Di sebuah sudut hutan Sumatra, pagi itu terdengar sunyi. Langit masih berlapis kabut tipis, dan suara alam menjadi harmoni yang memanjakan telinga. Namun, tiba-tiba suara gemuruh ranting patah dan ringkikan pilu membelah udara. Seekor induk gajah tampak berdiri di tengah jalan setapak kecil, tubuhnya yang besar menghalangi jalur. Ia bergerak gelisah, matanya penuh kecemasan.
Farhan, seorang petualang muda yang tengah melintasi kawasan hutan itu dengan mobil jipnya, terpaksa berhenti mendadak. Ia baru saja selesai mendokumentasikan satwa liar untuk sebuah proyek konservasi. Dari balik kaca depan, ia melihat induk gajah itu mendekat, belalainya terulur seolah memberi isyarat.
“Ada apa, Bu Gajah?” gumam Farhan, mencoba menenangkan diri meski hatinya berdegup kencang. Ia tahu, meski gajah cenderung ramah, mereka bisa menjadi agresif jika merasa terancam.

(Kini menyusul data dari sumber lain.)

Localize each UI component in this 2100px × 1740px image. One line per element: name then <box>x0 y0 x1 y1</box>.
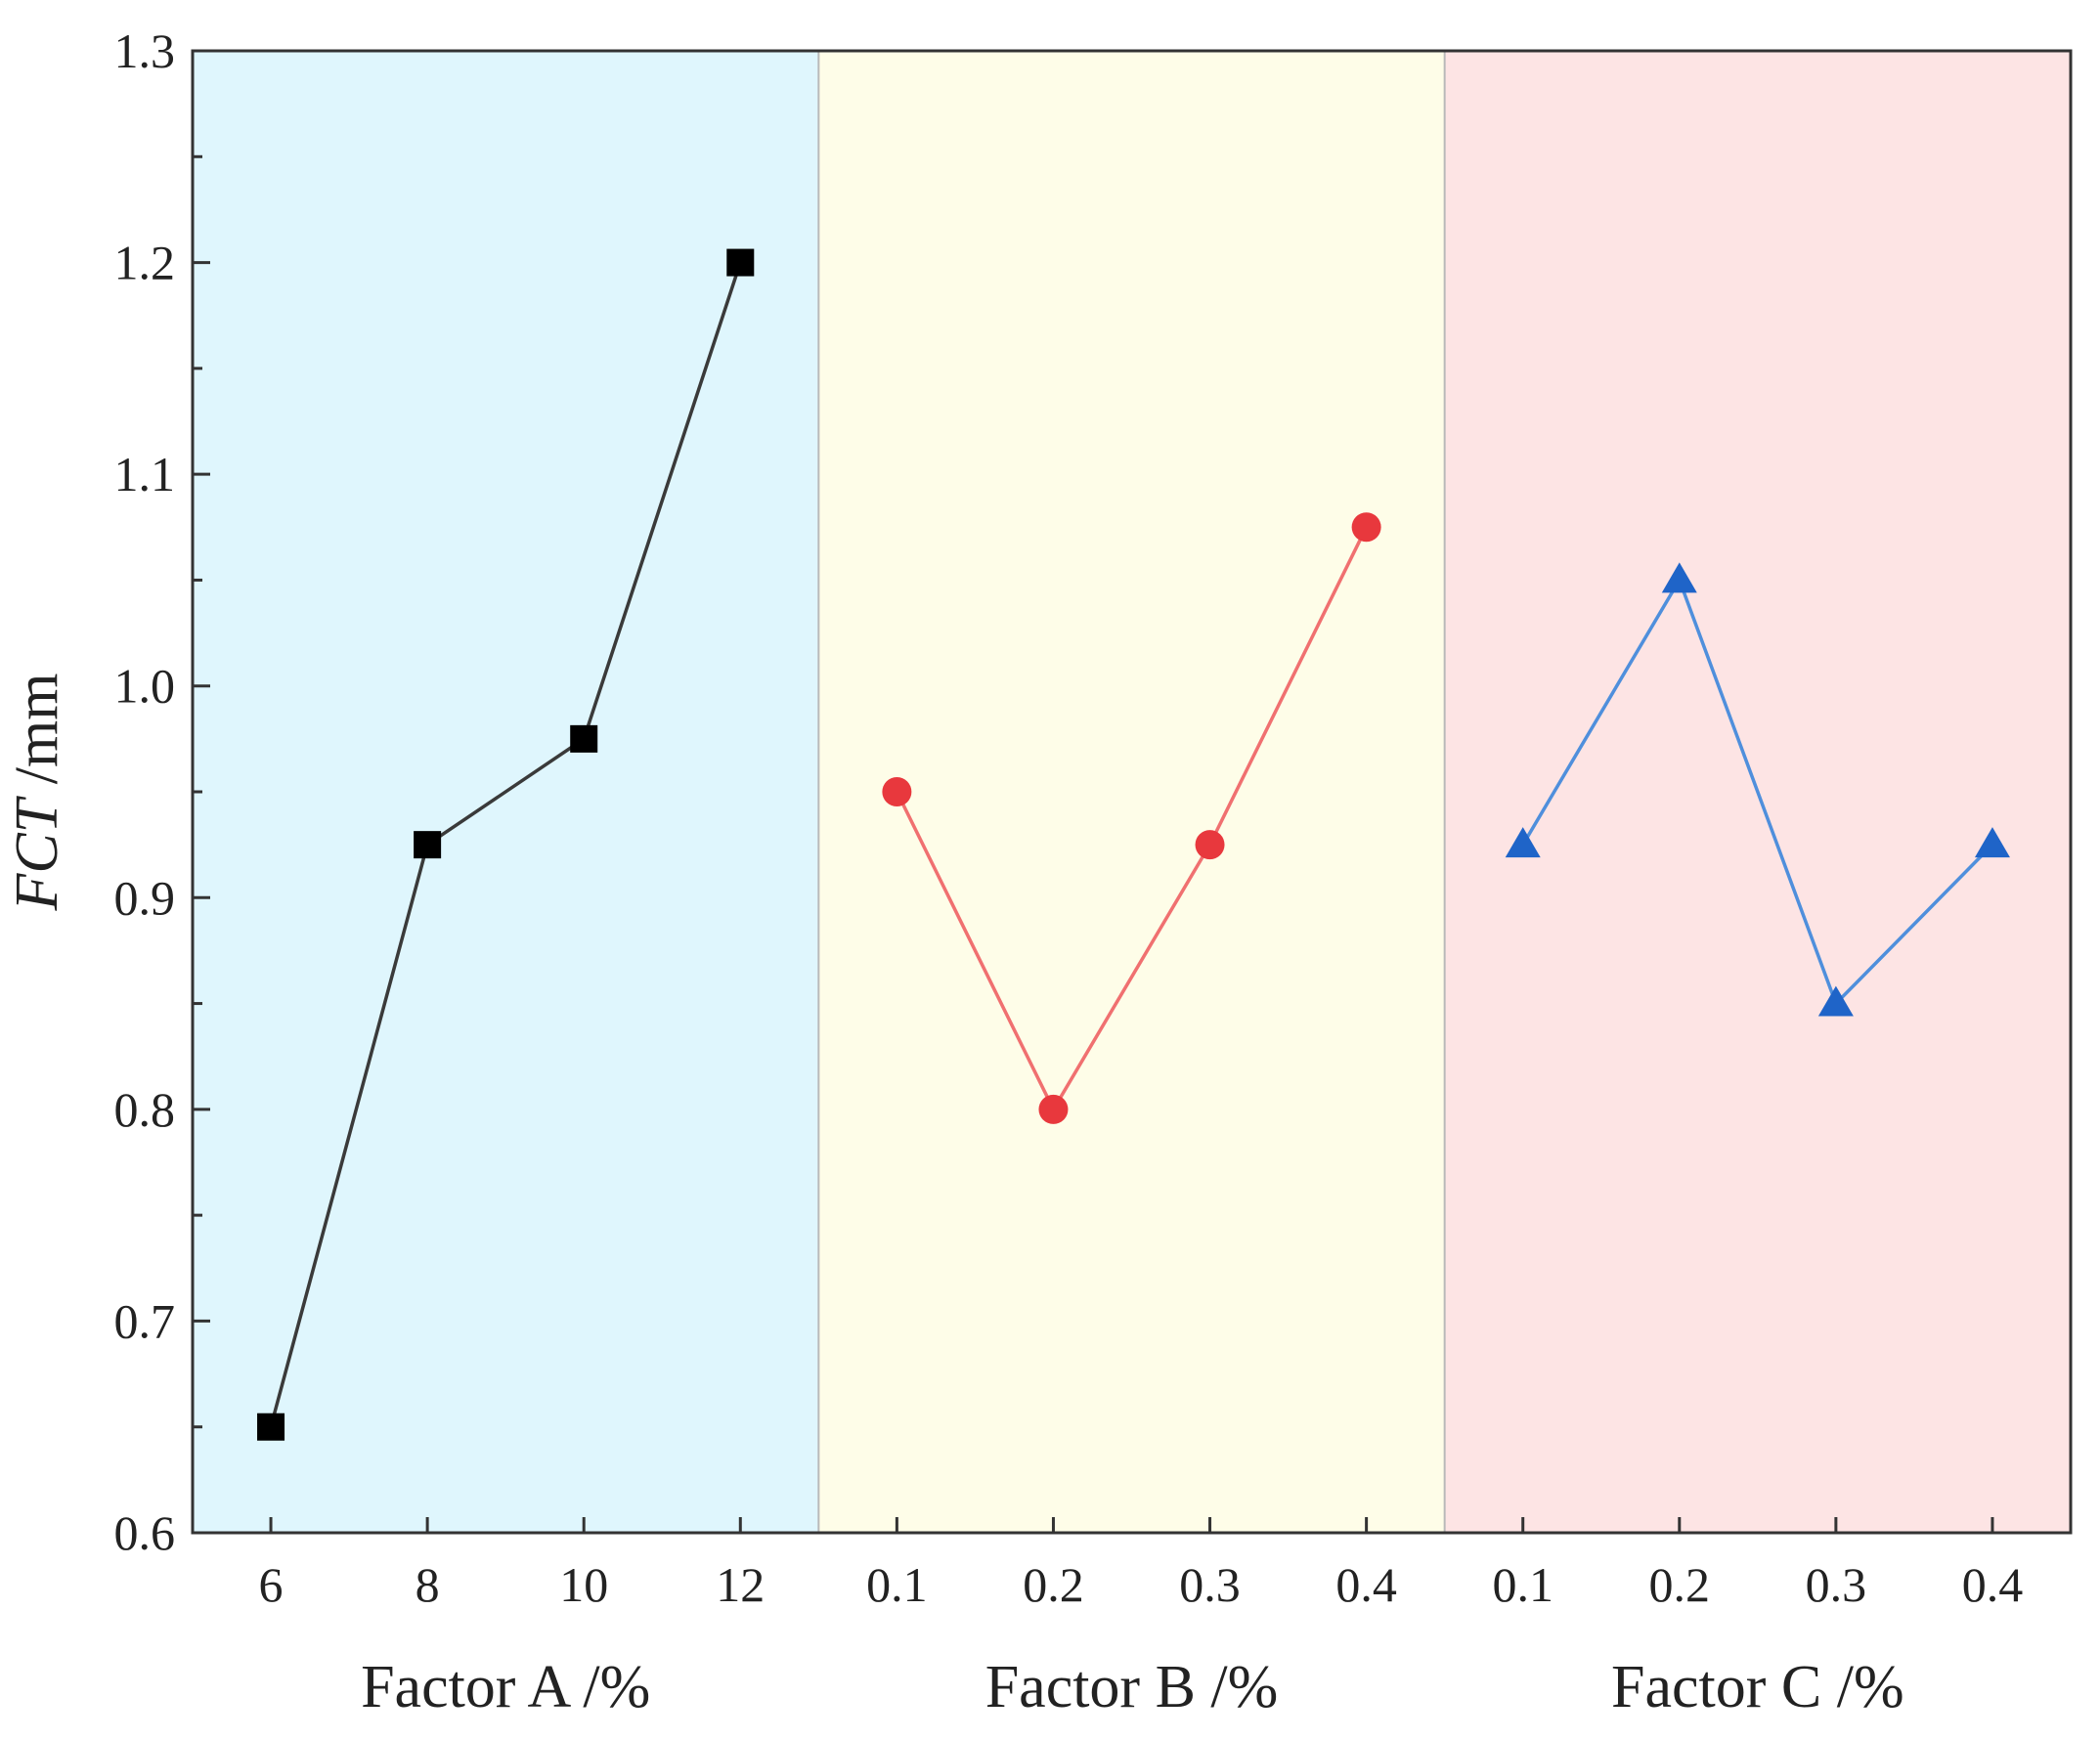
data-point-b-3 <box>1195 830 1225 860</box>
data-point-a-4 <box>726 248 755 277</box>
panel-backgrounds <box>193 51 2071 1533</box>
y-axis-title-unit: /mm <box>4 674 70 800</box>
x-tick-label-c-2: 0.2 <box>1649 1557 1711 1612</box>
x-tick-label-c-1: 0.1 <box>1492 1557 1553 1612</box>
x-axis-titles: Factor A /% Factor B /% Factor C /% <box>361 1654 1904 1720</box>
data-point-b-2 <box>1038 1094 1069 1124</box>
data-point-a-3 <box>570 724 598 753</box>
x-tick-label-b-1: 0.1 <box>866 1557 928 1612</box>
x-tick-label-a-4: 12 <box>716 1557 765 1612</box>
y-tick-label-2: 0.7 <box>114 1293 176 1348</box>
data-point-b-1 <box>882 777 912 806</box>
y-axis-ticks: 0.6 0.7 0.8 0.9 1.0 1.1 1.2 1.3 <box>114 23 210 1560</box>
x-axis-title-b: Factor B /% <box>985 1654 1279 1720</box>
y-tick-label-5: 1.0 <box>114 659 176 714</box>
x-tick-label-a-1: 6 <box>259 1557 284 1612</box>
series-lines <box>269 262 1994 1428</box>
series-markers <box>257 248 2010 1441</box>
data-point-c-2 <box>1661 562 1697 593</box>
panel-dividers <box>817 51 1446 1533</box>
x-tick-label-a-3: 10 <box>559 1557 608 1612</box>
x-tick-label-c-3: 0.3 <box>1806 1557 1867 1612</box>
data-point-b-4 <box>1351 512 1381 543</box>
x-axis-title-a: Factor A /% <box>361 1654 650 1720</box>
y-tick-label-4: 0.9 <box>114 870 176 925</box>
y-axis-title: FCT /mm <box>4 674 70 912</box>
series-line-a <box>269 262 742 1428</box>
y-tick-label-6: 1.1 <box>114 447 176 501</box>
x-axis-ticks: 6 8 10 12 0.1 0.2 0.3 0.4 0.1 0.2 0.3 0.4 <box>259 1517 2024 1612</box>
y-tick-label-3: 0.8 <box>114 1082 176 1137</box>
data-point-c-3 <box>1817 985 1854 1017</box>
y-tick-label-1: 0.6 <box>114 1505 176 1560</box>
x-tick-label-a-2: 8 <box>416 1557 440 1612</box>
x-tick-label-b-4: 0.4 <box>1335 1557 1397 1612</box>
data-point-a-2 <box>414 831 442 859</box>
data-point-c-4 <box>1974 827 2010 858</box>
x-tick-label-b-2: 0.2 <box>1023 1557 1084 1612</box>
y-tick-label-7: 1.2 <box>114 236 176 290</box>
series-line-b <box>895 526 1369 1113</box>
y-axis-title-symbol: FCT <box>4 795 70 911</box>
panel-background-b <box>818 51 1445 1533</box>
series-line-c <box>1521 576 1994 1007</box>
y-tick-label-8: 1.3 <box>114 23 176 78</box>
x-tick-label-b-3: 0.3 <box>1179 1557 1241 1612</box>
x-tick-label-c-4: 0.4 <box>1962 1557 2024 1612</box>
data-point-c-1 <box>1505 827 1541 858</box>
x-axis-title-c: Factor C /% <box>1611 1654 1904 1720</box>
data-point-a-1 <box>257 1413 285 1441</box>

Namun, tingkah laku gajah itu berbeda. Ia tidak menyerang. Sebaliknya, ia mengibaskan telinganya dengan putus asa dan terus mendekat, berhenti hanya beberapa meter dari mobil Farhan. Tatapan matanya menyiratkan sesuatu yang aneh—seperti permohonan.
Dengan hati-hati, Farhan membuka pintu mobil dan turun. Ia mengambil senter serta pisau lipat dari tasnya, berjaga-jaga kalau-kalau ada bahaya. “Apa yang kamu butuhkan, Nak?” Farhan berbicara lembut, mencoba membangun kepercayaan.
Induk gajah itu berbalik dan berjalan pelan ke arah hutan, sesekali menoleh untuk memastikan Farhan mengikutinya. Setelah beberapa menit, mereka tiba di sebuah area di mana pagar besi tua membentang melintasi hutan. Di sana, seekor anak gajah terjerat di antara celah pagar, tubuhnya yang kecil berusaha keras melepaskan diri, tetapi hanya membuat lukanya semakin parah.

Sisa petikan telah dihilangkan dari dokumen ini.